Here ends the Sixth Chapter

 


[1] I have not been able to trace this couplet. On the sentiment compare the eloquent words of the young wife at vol. i, p. 200 of my 'Buddhist Birth Stories,' and Sutta Nipāta I, 11.

[2] This is how Hīnaṭi-kumburê understands the passage.

[3] Āsīyati. See Dr. Morris in the 'Journal of the Pāli Text Society,' 1884, p. 72.

[4] There is an untranslatable play here upon the name of the god, which is used in its sense of 'pure, best,' in the expression 'pure in conduct.' The first question really amounts to: Was the Buddha's conduct 'Brahma,' that is, 'best,' which has come to have the meaning 'pure' for the same reason that our expression 'a moral man' has often that particular connotation? It is quite true that the etymological meaning of the word is neither 'best' nor 'pure'; but when our author wrote the secondary sense had completely, in Pāli, driven out the etymological sense.
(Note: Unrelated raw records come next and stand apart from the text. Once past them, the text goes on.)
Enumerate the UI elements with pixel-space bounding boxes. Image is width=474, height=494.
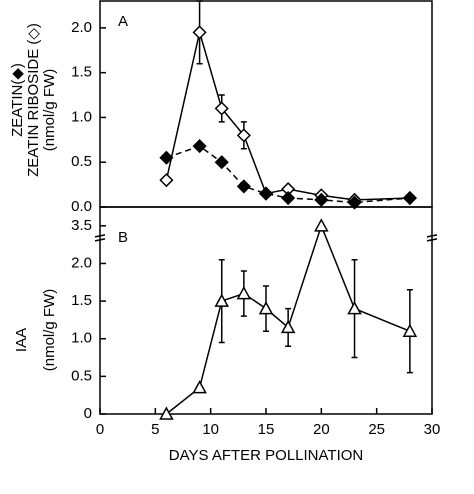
y-label: ZEATIN(◆) [9,63,26,137]
marker [192,25,207,40]
axis-break [94,234,106,238]
marker [159,173,174,188]
axis-break [426,234,438,238]
y-label: IAA [13,328,30,352]
marker [258,186,274,201]
y-label: ZEATIN RIBOSIDE (◇) [25,23,42,177]
marker [236,285,252,300]
y-tick-label: 2.0 [71,19,92,36]
y-tick-label: 0 [84,405,92,422]
marker [236,179,251,194]
x-tick-label: 30 [424,421,441,438]
panel-label: B [118,229,128,246]
marker [402,323,418,337]
y-tick-label: 0.5 [71,153,92,170]
marker [214,101,229,116]
marker [280,319,296,334]
x-tick-label: 15 [258,421,275,438]
marker [214,293,229,307]
y-tick-label: 1.0 [71,108,92,125]
y-tick-label: 0.5 [71,367,92,384]
marker [347,301,362,315]
marker [314,192,329,207]
marker [159,150,174,165]
y-tick-label: 0.0 [71,198,92,215]
marker [214,155,229,170]
y-label: (nmol/g FW) [41,69,58,152]
marker [402,190,417,206]
marker [192,380,207,394]
panel-label: A [118,13,128,30]
panel-frame [99,0,433,208]
y-tick-label: 2.0 [71,254,92,271]
y-tick-label: 1.5 [71,292,92,309]
marker [347,195,362,210]
axis-break [426,238,438,242]
axis-break [94,238,106,242]
marker [258,301,274,315]
marker [159,406,174,420]
x-tick-label: 0 [96,421,104,438]
x-tick-label: 20 [313,421,330,438]
x-tick-label: 5 [151,421,159,438]
y-tick-label: 3.5 [71,217,92,234]
x-tick-label: 10 [202,421,219,438]
marker [314,218,329,232]
marker [236,128,251,143]
marker [281,190,296,206]
y-label: (nmol/g FW) [41,289,58,372]
series-line [166,145,410,204]
x-label: DAYS AFTER POLLINATION [169,447,364,464]
y-tick-label: 1.5 [71,64,92,81]
x-tick-label: 25 [368,421,385,438]
series-line [165,32,410,201]
marker [192,139,207,154]
y-tick-label: 1.0 [71,330,92,347]
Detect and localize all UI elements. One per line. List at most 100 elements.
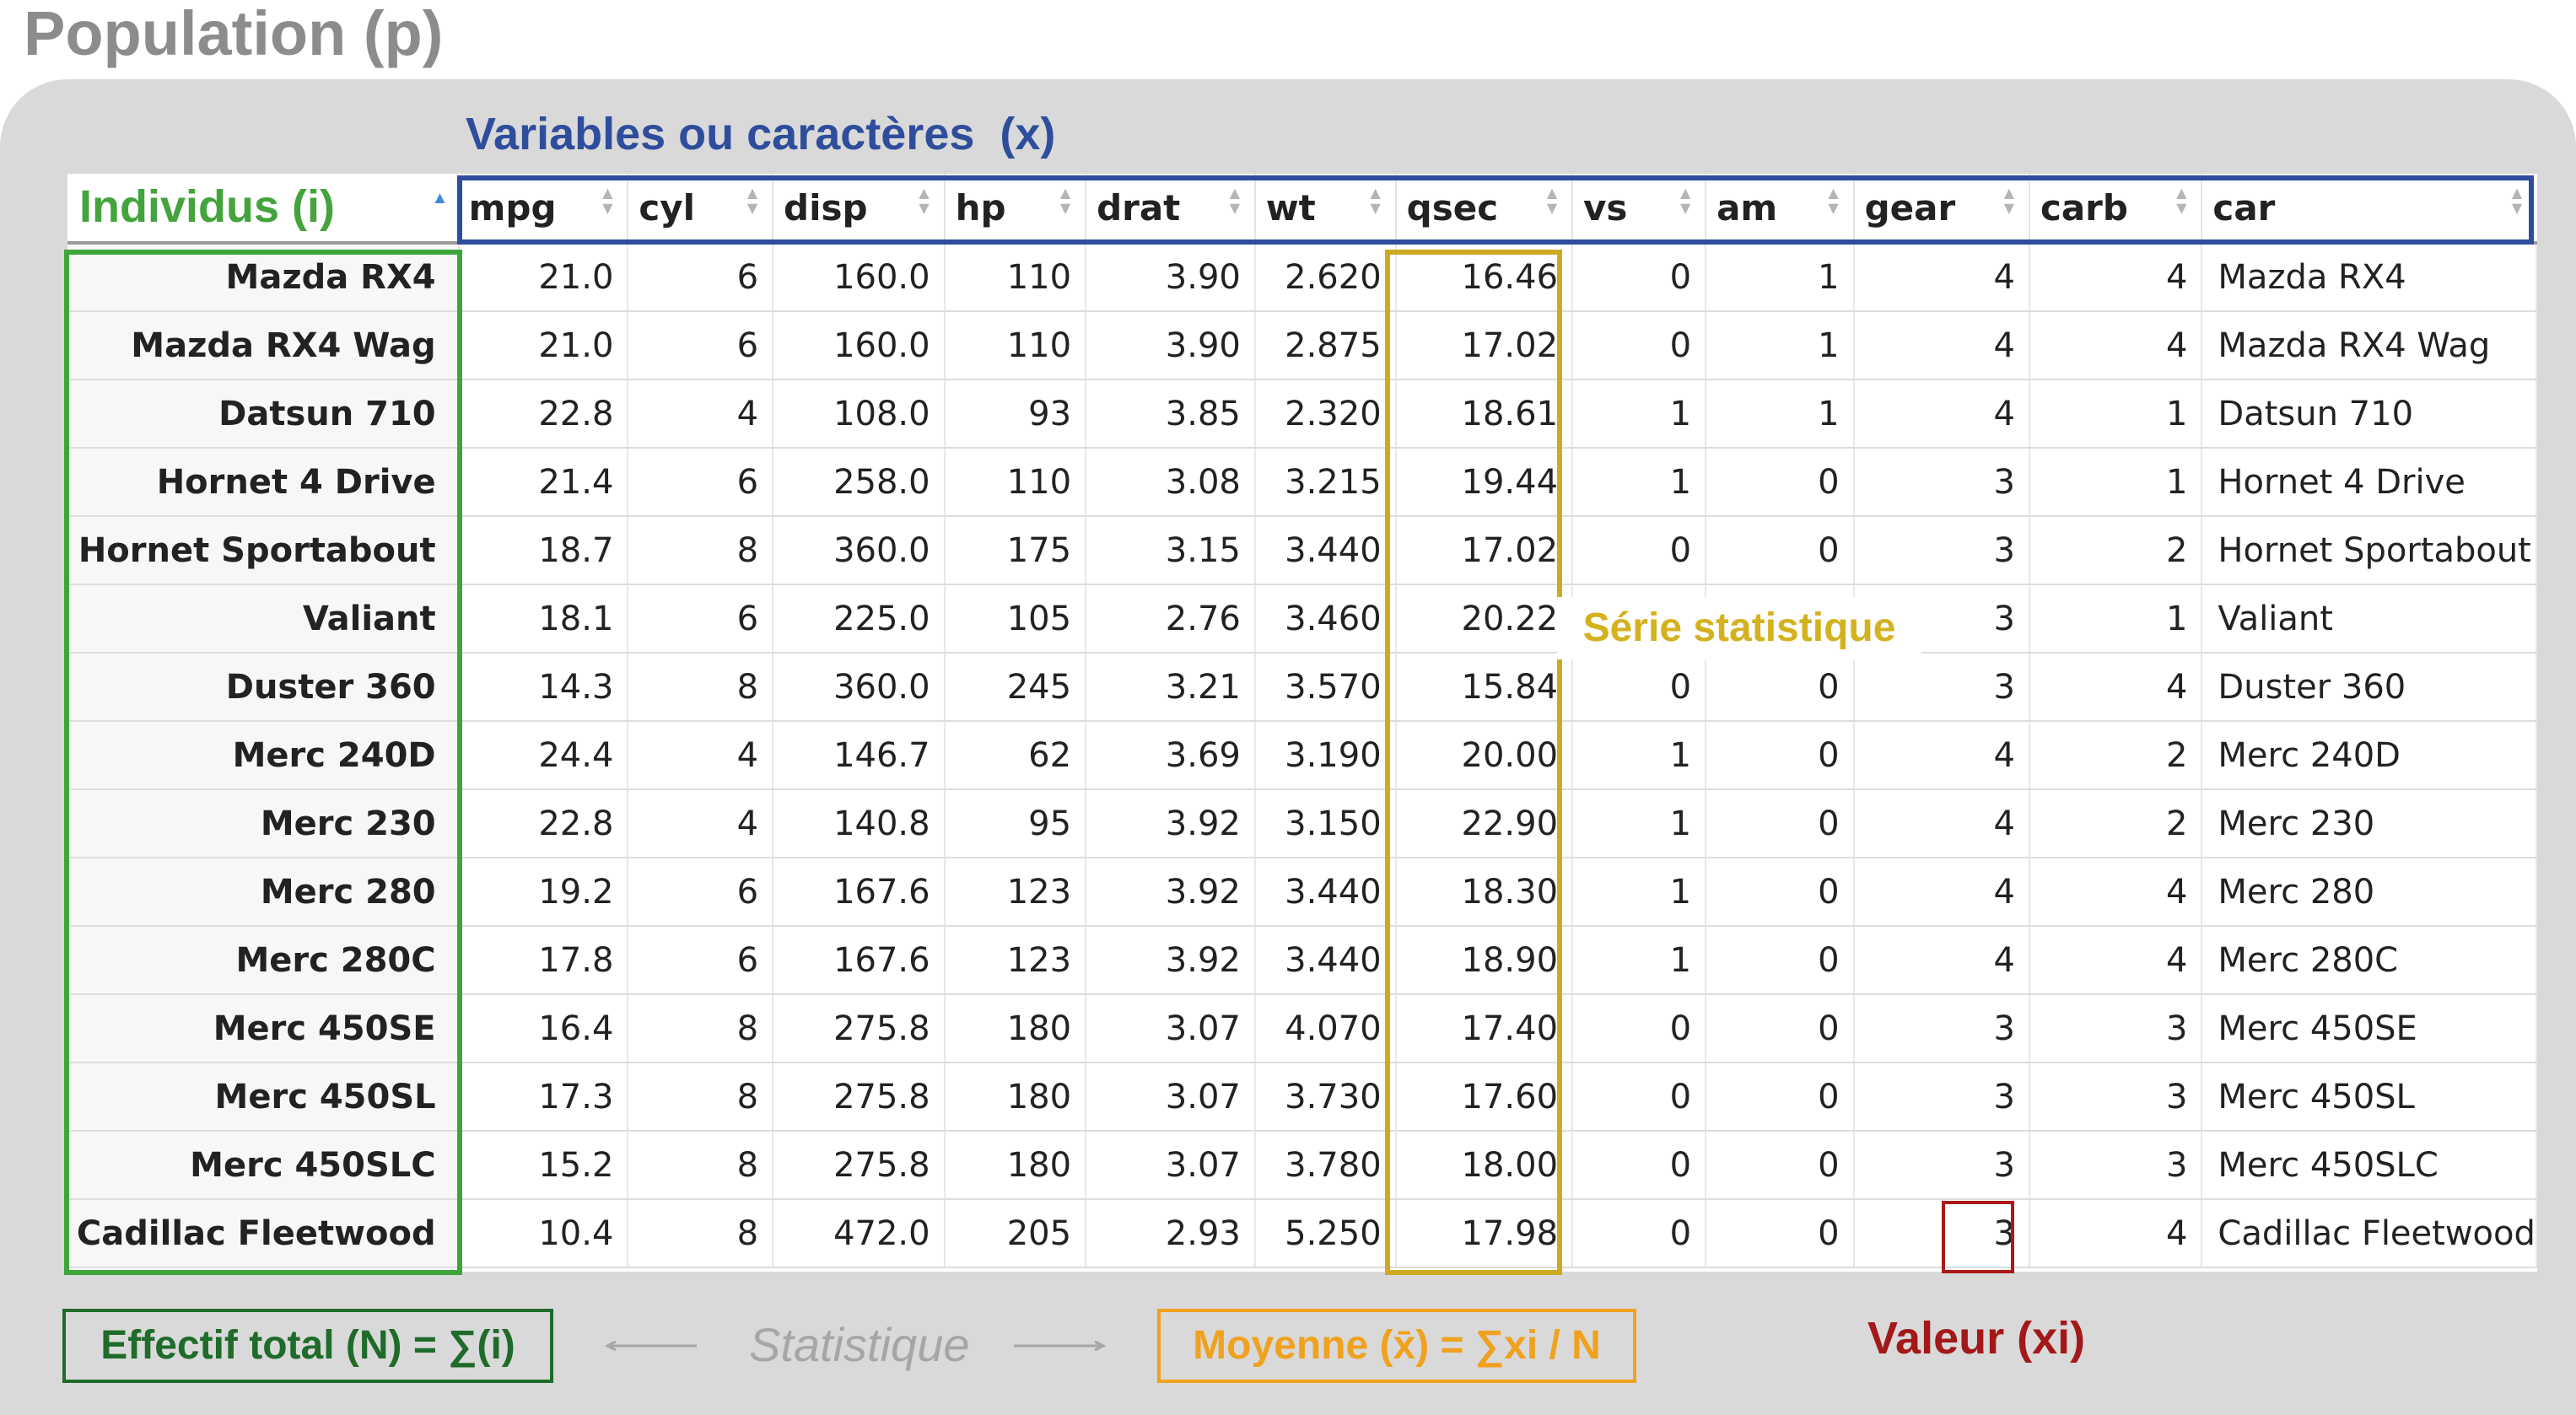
cell-wt: 3.440 <box>1254 516 1397 585</box>
row-name-cell: Merc 450SL <box>67 1063 460 1132</box>
row-name-cell: Mazda RX4 Wag <box>67 311 460 380</box>
cell-mpg: 10.4 <box>458 1199 629 1268</box>
sort-both-icon[interactable]: ▲ ▼ <box>2003 185 2015 216</box>
cell-cyl: 6 <box>628 858 774 927</box>
sort-both-icon[interactable]: ▲ ▼ <box>1546 185 1558 216</box>
cell-carb: 2 <box>2029 789 2203 858</box>
cell-carb: 3 <box>2029 1131 2203 1200</box>
column-header-cyl[interactable]: cyl ▲ ▼ <box>628 174 774 245</box>
cell-cyl: 4 <box>628 721 774 790</box>
cell-disp: 140.8 <box>773 789 946 858</box>
sort-both-icon[interactable]: ▲ ▼ <box>1679 185 1691 216</box>
sort-both-icon[interactable]: ▲ ▼ <box>1370 185 1381 216</box>
sort-both-icon[interactable]: ▲ ▼ <box>919 185 930 216</box>
cell-vs: 0 <box>1572 1131 1707 1200</box>
cell-am: 0 <box>1706 1063 1855 1132</box>
cell-mpg: 21.0 <box>458 243 629 312</box>
cell-car: Valiant <box>2201 584 2537 654</box>
cell-hp: 105 <box>944 584 1087 654</box>
column-label: cyl <box>639 187 696 229</box>
cell-hp: 180 <box>944 1131 1087 1200</box>
sort-both-icon[interactable]: ▲ ▼ <box>1229 185 1240 216</box>
cell-drat: 3.92 <box>1086 789 1256 858</box>
cell-hp: 110 <box>944 448 1087 517</box>
sort-both-icon[interactable]: ▲ ▼ <box>746 185 758 216</box>
column-header-drat[interactable]: drat ▲ ▼ <box>1086 174 1256 245</box>
table-body: Mazda RX4 21.0 6 160.0 110 3.90 2.620 16.46 0 1 4 4… <box>67 243 2537 1268</box>
cell-carb: 4 <box>2029 858 2203 927</box>
sort-both-icon[interactable]: ▲ ▼ <box>2176 185 2187 216</box>
column-header-car[interactable]: car ▲ ▼ <box>2201 174 2536 245</box>
cell-disp: 160.0 <box>773 243 946 312</box>
cell-hp: 175 <box>944 516 1087 585</box>
table-row: Hornet 4 Drive 21.4 6 258.0 110 3.08 3.215 19.4… <box>67 448 2537 517</box>
column-header-gear[interactable]: gear ▲ ▼ <box>1853 174 2030 245</box>
column-header-rowname[interactable]: Individus (i) ▲ <box>67 174 459 245</box>
cell-vs: 0 <box>1572 1199 1707 1268</box>
cell-wt: 3.730 <box>1254 1063 1397 1132</box>
cell-gear: 4 <box>1853 379 2030 449</box>
cell-mpg: 16.4 <box>458 994 629 1063</box>
column-label: disp <box>784 187 868 229</box>
cell-disp: 360.0 <box>773 516 946 585</box>
column-header-wt[interactable]: wt ▲ ▼ <box>1254 174 1397 245</box>
column-header-mpg[interactable]: mpg ▲ ▼ <box>458 174 629 245</box>
cell-wt: 3.440 <box>1254 858 1397 927</box>
column-label: qsec <box>1406 187 1499 229</box>
cell-wt: 3.190 <box>1254 721 1397 790</box>
cell-qsec: 18.30 <box>1395 858 1574 927</box>
cell-cyl: 6 <box>628 926 774 995</box>
cell-gear: 3 <box>1853 653 2030 722</box>
cell-mpg: 17.8 <box>458 926 629 995</box>
cell-wt: 3.780 <box>1254 1131 1397 1200</box>
table-row: Merc 280C 17.8 6 167.6 123 3.92 3.440 18.90 1 0 4 4… <box>67 926 2537 995</box>
cell-drat: 3.90 <box>1086 243 1256 312</box>
cell-drat: 3.85 <box>1086 379 1256 449</box>
cell-qsec: 18.61 <box>1395 379 1574 449</box>
column-header-disp[interactable]: disp ▲ ▼ <box>773 174 946 245</box>
cell-mpg: 22.8 <box>458 379 629 449</box>
variables-label: Variables ou caractères (x) <box>466 109 1056 159</box>
cell-disp: 160.0 <box>773 311 946 380</box>
cell-car: Merc 450SL <box>2201 1063 2537 1132</box>
column-header-carb[interactable]: carb ▲ ▼ <box>2029 174 2203 245</box>
cell-car: Hornet Sportabout <box>2201 516 2537 585</box>
column-header-hp[interactable]: hp ▲ ▼ <box>944 174 1087 245</box>
cell-gear: 3 <box>1853 448 2030 517</box>
sort-both-icon[interactable]: ▲ ▼ <box>2511 185 2523 216</box>
cell-hp: 180 <box>944 1063 1087 1132</box>
row-name-cell: Cadillac Fleetwood <box>67 1199 460 1268</box>
cell-carb: 4 <box>2029 311 2203 380</box>
cell-gear: 3 <box>1853 1199 2030 1268</box>
column-label: Individus (i) <box>79 181 335 232</box>
data-table: Individus (i) ▲ mpg ▲ ▼ cyl ▲ ▼ disp ▲ ▼ hp ▲ ▼ drat ▲ ▼… <box>67 174 2537 1268</box>
column-header-vs[interactable]: vs ▲ ▼ <box>1572 174 1707 245</box>
left-arrow-icon <box>604 1341 697 1351</box>
cell-cyl: 6 <box>628 448 774 517</box>
cell-am: 0 <box>1706 721 1855 790</box>
sort-both-icon[interactable]: ▲ ▼ <box>1828 185 1839 216</box>
sort-both-icon[interactable]: ▲ ▼ <box>1059 185 1071 216</box>
cell-gear: 4 <box>1853 243 2030 312</box>
cell-am: 0 <box>1706 926 1855 995</box>
column-header-am[interactable]: am ▲ ▼ <box>1706 174 1855 245</box>
cell-carb: 1 <box>2029 448 2203 517</box>
column-header-qsec[interactable]: qsec ▲ ▼ <box>1395 174 1574 245</box>
table-row: Merc 450SL 17.3 8 275.8 180 3.07 3.730 17.60 0 0 3… <box>67 1063 2537 1132</box>
cell-qsec: 17.60 <box>1395 1063 1574 1132</box>
column-label: gear <box>1864 187 1956 229</box>
valeur-label: Valeur (xi) <box>1867 1313 2086 1364</box>
cell-disp: 275.8 <box>773 994 946 1063</box>
cell-mpg: 22.8 <box>458 789 629 858</box>
cell-carb: 4 <box>2029 243 2203 312</box>
column-label: mpg <box>468 187 557 229</box>
sort-both-icon[interactable]: ▲ ▼ <box>602 185 613 216</box>
cell-am: 0 <box>1706 516 1855 585</box>
table-row: Merc 230 22.8 4 140.8 95 3.92 3.150 22.90 1 0 4 2 Me… <box>67 789 2537 858</box>
sort-ascending-icon[interactable]: ▲ <box>431 189 449 207</box>
cell-disp: 146.7 <box>773 721 946 790</box>
row-name-cell: Merc 450SLC <box>67 1131 460 1200</box>
cell-carb: 1 <box>2029 379 2203 449</box>
cell-vs: 1 <box>1572 858 1707 927</box>
column-label: drat <box>1097 187 1181 229</box>
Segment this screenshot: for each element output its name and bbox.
[5] This technical term for an elephant's trumpeting is not infrequent. See, for instance, Gātaka I, 50.

[6] As a matter of fact Brahmā, the nearest approach in the Indian thought of that time to our idea of God, is always represented, in Buddhism, as a good Buddhist, See, for instance, 'Buddhist Suttas,' p. 116, and my note at p. 117.

[7] 'Upasampadā. Admission to the higher grade in the Order.

[8] Mr. Trenckner again suspects something dropped out in this reply. But the connection of ideas seems to me quite sufficient. The Siɱhalese follows the Pāli, but that of course only shows that the text before the translator was here the same as in Mr. Trenckner's edition.

[9] The point of this lies in the allusion to the coolness and calm of Nirvāna, or Arahatship, which is the dying out of the three fires of lust, ill-will, and delusion. The word used for coolness, Sītala, is one of the many epithets of Arahatship.

[10] Saɱsāra.

[11] Kittena, no satiyā.

[12] I follow Hīnaṭi-kumburê's interpretation of the difficult words in the text, which Mr. Trenckner says is corrupt. Kaṭumika is 'artificial,' like the Sanskrit kritrima. It has only been found as yet in our author.